As we near the end of baseball's opening month, already the anti-intellectual forces are hard at work to downplay the value of SABR-metrics. I won't go into all of baseball's old guard's attempts to paint those who critically analyze statistics to better understand the sport as nerds who can't know anything about baseball without having put on spikes and played in the Major League. Fire Joe Morgan and Moneyball do a much more thorough job than I can in one paragraph.

Last week, I finished all the revisions for my novel (which is currently being considered by six publishers). The majority of the changes were changing big words like "cacophony" to "loud noise" and removing adverbs that made sentences too long and complicated.

My girlfriend is a teacher at a school that No Child Left Behind has reduced to a idiot factory bent on meeting minimal standards. No Child Left Behind, by its very name, is serves to do exactly the opposite of what it should. The idea is that by making everyone learn the same stuff, everyone can be as smart as everyone else. Unfortunately, that's true, but the standard bearer for everyone's level of learning isn't the smartest kid in the class, but the dumbest. If no one is to be left behind, everyone must move at the rate of the slowest person.

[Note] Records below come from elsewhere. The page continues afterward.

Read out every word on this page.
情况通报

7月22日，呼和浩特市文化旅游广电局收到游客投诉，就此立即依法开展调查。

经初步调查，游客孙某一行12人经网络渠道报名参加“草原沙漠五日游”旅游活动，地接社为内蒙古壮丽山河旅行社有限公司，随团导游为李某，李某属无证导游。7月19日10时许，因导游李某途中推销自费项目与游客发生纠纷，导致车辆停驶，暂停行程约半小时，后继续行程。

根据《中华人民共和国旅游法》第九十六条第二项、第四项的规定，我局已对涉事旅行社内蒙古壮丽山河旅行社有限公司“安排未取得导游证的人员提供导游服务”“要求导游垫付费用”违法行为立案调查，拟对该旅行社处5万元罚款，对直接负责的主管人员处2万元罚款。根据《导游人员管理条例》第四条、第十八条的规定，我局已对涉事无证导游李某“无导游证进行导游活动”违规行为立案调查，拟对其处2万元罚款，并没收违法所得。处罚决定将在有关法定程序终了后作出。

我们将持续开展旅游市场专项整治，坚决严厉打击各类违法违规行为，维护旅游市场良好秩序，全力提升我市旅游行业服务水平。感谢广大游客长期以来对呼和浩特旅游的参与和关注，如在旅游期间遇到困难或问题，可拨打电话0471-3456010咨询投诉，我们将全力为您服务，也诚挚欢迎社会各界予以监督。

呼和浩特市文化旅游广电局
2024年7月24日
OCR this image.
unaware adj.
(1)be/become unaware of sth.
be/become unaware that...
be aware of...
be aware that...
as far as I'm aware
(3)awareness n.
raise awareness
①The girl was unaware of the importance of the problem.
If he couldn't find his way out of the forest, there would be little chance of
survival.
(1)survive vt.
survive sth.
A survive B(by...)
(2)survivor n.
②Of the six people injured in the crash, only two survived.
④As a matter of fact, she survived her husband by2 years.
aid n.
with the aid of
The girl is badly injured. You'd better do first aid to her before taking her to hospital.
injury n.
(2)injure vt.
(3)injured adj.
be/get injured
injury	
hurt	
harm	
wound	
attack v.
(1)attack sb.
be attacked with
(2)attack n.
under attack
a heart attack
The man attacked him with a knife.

This morning, my might-as-well-be-father-in-law made pancakes for the kids. Instead of reading the instructions on the side of the Aunt Jemima box, he just dumped some water into the mix (instead of eggs, milk, and oil). When Theresa pointed out his mistake, his answer was "It looks like it worked." Staring directly at the instructions, he concluded that the chemical make up of water must be equivalent to the chemical make up of eggs, milk, and oil!

My point is that I could probably write this book. Anyone with an IQ over 130 probably has enough anecdotes to fill 200 or more pages. I'm intrigued to read The Age of American Unreason, but already figure I know 30% of what's in it and will only be horribly, horribly depressed by the other 70%.

1 sarcastic replies:

Coma Victim said...

You is makes lots sense man. Shiiiit bro.